SIL rating = SIL 4 or redesign

As in the first example, the rest of the matrix is easily populated. Because of the difference in tolerable risk, the SIL assignments have shifted toward the lower left-hand corner of Table 8.

 

Variations to consider

A variation to consider, depending on risk philosophy, is what part of a cell to benchmark to. In our examples, we took the center of a cell. If the upper right corner is used instead, the result will be an SIL assignment that is higher by one level. This is clearly a more conservative approach.

Another variation to consider is the number of categories for both likelihood and for consequence. Typically, a 5 x 5 matrix is the largest workable matrix, with a larger matrix, the team doing risk assessment will probably spend more time debating categories than is warranted. By the same token, if the matrix is smaller than 3 x 3, it is unlikely to have enough detail to be worthwhile.

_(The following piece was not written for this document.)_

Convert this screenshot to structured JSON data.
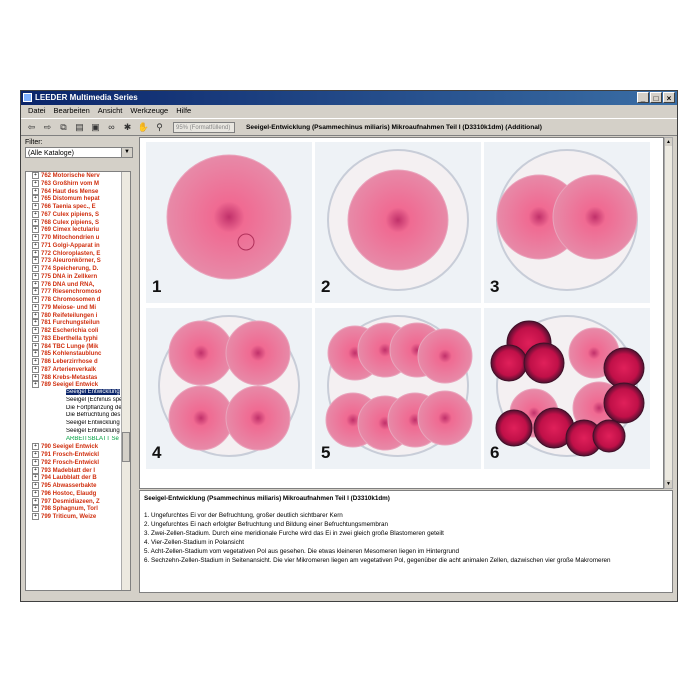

In general, it is a good idea to extend the matrix far enough to the left to get a column of all non-rated SIFs, or else all the SIFs, regardless of risk, will end up being SIL rated. By the same token, there is no reason to extend the matrix farther to the left than a column that is all “N/R”, or farther to the right than is all “redesign”.

 

Business results achieved

When a company establishes a risk matrix for SIL assignment, the matrix receives a fairly broad distribution. To the extent that the company is uncomfortable publicizing its tolerable risk criteria, the risk matrix approach to SIL assignment does not require an explicit statement of tolerable risk.

Because likelihood and consequence only need to be estimated to the nearest order of magnitude, most SIL assignments can be made without using detailed and expensive quantitative risk-analysis techniques. It is usually easy to get agreement, based solely on the experience of the risk-assessment team, that an event is likely to occur between 10 and 100 years, rather than spend the time determining whether it will be once every 37 years or once every 54 years.

Since it is usually easy to get agreement in the middle regions of consequence and likelihood, quantitative risk analysis can be reserved for the more extreme situations, such as hazards that are either expected to be very, very rare, or to have very, very large consequences. And even in those cases, the quantitative analysis only needs be done if there is a question about the SIL assignment of a particular SIF.

Finally, risk matrix is easy to apply, and will result in hazards and their associated risks being treated similarly from project to project. This will result in much less under-specification with intolerably high risk, and much less over-specification with resulting misallocation of limited safety resources.